Hey, have not gone fully through in detail, as its quite the bump in functionality, but what ive seen looks good. Sorry for being a bit paranoid, but can we maybe use known (used in public, hashsum known) test images? The recent xz security issue has shown again how risky any blobs, even just in unit tests, are. Maybe just the Lenna image from wikipedia or something similar? What do you say @khimaros ?

Perhaps I misunderstand you or I'm misunderstood. I understand you to be worried about the test backup posted by @jackwilsdon. To be clear I don't really care about people testing my code against that. I've already done it and am confident that its fine. One the otherhand, because any test backup will be encrypted, how do you know for sure what's inside before decrypting it? Even if someone else says is good?
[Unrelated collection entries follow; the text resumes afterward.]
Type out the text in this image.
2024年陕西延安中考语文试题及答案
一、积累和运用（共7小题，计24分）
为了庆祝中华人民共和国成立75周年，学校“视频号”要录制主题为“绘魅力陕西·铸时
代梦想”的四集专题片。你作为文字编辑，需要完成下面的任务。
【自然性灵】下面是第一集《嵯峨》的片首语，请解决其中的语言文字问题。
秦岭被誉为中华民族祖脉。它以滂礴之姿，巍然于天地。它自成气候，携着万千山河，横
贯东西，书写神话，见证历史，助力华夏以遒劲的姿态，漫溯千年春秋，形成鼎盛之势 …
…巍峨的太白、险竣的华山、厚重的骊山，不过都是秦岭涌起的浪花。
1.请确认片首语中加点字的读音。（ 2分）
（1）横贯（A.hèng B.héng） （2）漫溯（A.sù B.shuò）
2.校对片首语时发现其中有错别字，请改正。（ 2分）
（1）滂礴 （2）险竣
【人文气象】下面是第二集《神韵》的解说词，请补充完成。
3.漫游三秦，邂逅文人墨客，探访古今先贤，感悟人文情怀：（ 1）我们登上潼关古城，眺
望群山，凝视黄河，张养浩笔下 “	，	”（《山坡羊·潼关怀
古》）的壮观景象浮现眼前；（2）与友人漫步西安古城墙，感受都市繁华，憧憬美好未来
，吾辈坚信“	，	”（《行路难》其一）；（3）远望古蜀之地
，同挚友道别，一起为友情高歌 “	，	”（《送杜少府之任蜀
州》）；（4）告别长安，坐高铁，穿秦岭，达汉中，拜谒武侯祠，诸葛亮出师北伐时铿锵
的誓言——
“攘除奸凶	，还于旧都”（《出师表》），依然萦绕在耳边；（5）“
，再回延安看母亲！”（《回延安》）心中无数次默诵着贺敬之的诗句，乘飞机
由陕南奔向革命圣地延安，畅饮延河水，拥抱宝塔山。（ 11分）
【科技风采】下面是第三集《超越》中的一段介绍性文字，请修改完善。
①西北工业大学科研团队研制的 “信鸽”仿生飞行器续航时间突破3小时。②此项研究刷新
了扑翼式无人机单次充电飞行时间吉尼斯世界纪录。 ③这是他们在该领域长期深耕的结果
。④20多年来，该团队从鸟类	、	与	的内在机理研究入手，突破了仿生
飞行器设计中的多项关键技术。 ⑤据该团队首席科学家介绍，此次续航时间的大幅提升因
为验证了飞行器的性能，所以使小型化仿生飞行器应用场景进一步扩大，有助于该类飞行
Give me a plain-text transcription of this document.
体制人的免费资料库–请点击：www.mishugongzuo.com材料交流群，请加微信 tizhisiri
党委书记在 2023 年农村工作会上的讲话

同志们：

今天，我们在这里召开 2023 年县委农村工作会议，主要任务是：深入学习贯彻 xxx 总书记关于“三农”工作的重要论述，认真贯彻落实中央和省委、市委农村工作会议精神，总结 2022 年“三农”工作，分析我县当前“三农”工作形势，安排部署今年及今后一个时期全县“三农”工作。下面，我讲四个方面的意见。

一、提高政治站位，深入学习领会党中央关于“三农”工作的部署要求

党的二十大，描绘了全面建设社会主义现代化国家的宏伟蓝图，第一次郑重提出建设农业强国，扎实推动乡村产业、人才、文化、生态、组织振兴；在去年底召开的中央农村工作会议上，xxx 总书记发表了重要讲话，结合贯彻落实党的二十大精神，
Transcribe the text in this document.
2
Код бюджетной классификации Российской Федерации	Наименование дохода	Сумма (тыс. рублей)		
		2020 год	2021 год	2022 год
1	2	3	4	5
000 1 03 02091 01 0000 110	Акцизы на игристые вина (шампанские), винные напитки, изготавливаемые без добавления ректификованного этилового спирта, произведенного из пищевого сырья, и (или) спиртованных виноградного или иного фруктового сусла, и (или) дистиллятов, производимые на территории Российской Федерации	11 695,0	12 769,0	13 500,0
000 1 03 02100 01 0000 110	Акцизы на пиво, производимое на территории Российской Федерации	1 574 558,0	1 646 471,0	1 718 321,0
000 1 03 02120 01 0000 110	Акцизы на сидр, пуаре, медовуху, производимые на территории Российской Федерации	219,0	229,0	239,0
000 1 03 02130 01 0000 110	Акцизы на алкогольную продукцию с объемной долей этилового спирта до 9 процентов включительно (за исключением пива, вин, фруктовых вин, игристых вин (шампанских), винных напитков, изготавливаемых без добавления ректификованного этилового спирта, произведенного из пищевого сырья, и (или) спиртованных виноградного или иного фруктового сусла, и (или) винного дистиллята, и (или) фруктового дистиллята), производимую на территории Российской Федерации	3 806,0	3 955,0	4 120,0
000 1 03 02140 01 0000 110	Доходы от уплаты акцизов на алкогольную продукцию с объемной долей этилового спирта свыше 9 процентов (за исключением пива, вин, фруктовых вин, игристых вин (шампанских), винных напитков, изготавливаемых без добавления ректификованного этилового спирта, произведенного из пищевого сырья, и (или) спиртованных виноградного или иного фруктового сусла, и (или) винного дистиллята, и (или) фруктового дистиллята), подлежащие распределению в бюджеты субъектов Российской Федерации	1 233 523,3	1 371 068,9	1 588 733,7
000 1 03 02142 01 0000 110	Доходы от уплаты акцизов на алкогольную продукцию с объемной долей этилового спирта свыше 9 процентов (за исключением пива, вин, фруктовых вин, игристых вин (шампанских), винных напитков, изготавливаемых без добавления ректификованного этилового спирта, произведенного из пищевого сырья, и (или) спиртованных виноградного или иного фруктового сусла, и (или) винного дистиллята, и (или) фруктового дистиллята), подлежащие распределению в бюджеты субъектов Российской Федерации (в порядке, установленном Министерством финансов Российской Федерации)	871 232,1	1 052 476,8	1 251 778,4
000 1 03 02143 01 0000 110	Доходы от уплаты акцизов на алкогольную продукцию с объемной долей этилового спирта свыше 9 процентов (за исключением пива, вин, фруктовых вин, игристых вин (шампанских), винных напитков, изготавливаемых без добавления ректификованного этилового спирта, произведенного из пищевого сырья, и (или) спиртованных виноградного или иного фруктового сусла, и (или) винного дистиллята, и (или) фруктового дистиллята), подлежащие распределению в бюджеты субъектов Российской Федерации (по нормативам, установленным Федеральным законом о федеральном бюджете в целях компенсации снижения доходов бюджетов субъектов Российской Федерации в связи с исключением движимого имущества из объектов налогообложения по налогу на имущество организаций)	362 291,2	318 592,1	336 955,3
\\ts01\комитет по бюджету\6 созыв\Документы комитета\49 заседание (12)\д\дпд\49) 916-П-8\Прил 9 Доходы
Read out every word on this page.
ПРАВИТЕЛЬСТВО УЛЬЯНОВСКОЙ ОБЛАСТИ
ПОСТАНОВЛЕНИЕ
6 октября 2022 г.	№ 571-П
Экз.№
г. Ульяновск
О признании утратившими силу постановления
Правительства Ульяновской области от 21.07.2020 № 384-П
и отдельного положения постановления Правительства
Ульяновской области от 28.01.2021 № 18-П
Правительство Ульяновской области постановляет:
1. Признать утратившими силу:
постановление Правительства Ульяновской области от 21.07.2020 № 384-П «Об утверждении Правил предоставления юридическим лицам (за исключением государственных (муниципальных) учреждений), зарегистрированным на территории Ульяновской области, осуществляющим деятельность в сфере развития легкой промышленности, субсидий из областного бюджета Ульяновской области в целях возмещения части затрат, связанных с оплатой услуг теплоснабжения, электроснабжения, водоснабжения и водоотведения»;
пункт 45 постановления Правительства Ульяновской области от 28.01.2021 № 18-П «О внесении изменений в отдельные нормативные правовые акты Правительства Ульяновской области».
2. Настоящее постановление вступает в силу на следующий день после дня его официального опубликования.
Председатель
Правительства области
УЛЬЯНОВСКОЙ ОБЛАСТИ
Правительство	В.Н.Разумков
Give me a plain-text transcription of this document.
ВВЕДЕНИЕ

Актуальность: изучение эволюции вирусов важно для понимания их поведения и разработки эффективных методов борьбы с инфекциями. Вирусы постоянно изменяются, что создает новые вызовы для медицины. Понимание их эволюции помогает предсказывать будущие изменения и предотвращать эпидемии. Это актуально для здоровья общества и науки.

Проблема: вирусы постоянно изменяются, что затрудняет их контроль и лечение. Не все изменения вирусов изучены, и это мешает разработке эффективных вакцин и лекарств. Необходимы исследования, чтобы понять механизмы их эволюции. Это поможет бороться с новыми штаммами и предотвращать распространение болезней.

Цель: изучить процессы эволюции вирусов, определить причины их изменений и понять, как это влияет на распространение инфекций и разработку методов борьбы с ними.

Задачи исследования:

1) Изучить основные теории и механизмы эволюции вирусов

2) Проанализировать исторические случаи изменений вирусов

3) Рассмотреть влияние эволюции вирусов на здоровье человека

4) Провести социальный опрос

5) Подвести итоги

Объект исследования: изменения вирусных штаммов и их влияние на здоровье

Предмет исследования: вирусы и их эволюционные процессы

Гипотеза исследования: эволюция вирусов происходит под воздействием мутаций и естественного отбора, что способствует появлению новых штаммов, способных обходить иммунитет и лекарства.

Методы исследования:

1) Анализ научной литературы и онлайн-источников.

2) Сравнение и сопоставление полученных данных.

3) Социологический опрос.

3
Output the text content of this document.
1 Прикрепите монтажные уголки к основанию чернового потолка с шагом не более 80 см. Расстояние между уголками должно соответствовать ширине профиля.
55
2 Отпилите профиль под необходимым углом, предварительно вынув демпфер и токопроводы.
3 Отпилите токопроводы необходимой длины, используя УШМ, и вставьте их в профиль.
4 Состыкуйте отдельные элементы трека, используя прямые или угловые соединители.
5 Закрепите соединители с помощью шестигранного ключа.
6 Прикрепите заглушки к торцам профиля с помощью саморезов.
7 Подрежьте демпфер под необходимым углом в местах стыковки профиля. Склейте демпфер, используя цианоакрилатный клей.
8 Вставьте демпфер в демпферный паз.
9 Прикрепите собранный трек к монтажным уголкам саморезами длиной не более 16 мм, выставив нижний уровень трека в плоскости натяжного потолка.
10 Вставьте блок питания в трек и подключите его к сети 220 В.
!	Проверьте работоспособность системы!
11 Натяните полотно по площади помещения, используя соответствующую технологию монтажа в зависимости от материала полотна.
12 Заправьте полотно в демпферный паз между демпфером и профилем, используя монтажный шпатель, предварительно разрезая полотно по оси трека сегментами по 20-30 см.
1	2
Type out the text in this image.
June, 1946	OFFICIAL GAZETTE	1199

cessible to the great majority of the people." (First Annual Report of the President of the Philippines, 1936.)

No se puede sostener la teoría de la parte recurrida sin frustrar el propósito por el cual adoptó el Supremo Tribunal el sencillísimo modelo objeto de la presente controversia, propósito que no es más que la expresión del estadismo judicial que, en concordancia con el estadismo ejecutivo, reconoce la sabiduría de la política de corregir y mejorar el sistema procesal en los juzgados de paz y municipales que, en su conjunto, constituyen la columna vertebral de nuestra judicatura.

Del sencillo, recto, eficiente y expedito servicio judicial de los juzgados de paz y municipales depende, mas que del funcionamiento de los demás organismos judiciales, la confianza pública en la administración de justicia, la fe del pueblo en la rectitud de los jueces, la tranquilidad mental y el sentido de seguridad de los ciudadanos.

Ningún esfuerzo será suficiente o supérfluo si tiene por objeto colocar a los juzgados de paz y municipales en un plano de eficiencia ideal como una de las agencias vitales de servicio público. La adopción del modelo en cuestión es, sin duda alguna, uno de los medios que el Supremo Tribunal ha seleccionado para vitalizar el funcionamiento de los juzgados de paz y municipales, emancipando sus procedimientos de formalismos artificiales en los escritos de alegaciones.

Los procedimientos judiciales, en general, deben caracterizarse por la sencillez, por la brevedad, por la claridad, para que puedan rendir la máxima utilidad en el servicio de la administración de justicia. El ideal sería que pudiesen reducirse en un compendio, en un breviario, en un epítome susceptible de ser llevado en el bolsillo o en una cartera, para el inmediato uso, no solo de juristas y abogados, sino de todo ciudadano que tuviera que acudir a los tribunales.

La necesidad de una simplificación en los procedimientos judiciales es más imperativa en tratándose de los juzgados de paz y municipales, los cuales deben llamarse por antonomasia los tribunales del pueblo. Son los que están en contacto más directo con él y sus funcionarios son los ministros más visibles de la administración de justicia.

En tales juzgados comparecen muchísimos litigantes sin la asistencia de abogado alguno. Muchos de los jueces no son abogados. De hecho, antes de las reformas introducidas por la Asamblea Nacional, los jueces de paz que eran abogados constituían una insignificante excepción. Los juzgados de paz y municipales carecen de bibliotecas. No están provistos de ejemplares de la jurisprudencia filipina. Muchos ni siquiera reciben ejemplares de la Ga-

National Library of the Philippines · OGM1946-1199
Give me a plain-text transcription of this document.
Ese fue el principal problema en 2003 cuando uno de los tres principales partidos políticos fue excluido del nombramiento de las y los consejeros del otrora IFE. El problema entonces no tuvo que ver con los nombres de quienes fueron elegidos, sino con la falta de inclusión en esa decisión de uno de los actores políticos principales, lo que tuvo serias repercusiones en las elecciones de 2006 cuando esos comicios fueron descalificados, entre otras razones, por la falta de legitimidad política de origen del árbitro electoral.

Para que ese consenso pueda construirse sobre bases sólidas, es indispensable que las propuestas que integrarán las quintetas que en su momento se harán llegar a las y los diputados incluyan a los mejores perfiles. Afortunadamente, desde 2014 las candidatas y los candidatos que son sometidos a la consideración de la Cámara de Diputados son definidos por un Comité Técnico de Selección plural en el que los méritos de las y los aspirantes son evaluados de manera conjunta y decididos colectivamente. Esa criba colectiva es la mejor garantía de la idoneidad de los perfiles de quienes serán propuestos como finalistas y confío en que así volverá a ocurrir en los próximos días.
I'm more interested in people testing against there own backups to catch any missed corner cases (eg it looks like @khimaros may have found one as mentioned in the PR). As far as my code it concerned there are no binary blobs introduced and I never execute any code from the backup, so the xz-style attack doesn't really apply. All my code is python source, so for there to be an exploit issues they would have to take advantage of bugs in the Python interpreter or dependencies, which would likely required 0-days. Please correct me if you meant something else.

nettnikl commented 6 months ago

Hey @crass , sorry, i was a bit unclear. I meant the proposal to have proper unit-testing. That would need blobs included in the repo, exactly like in the xz error. Not talking about the manual testing, though, im completely wirh you on that.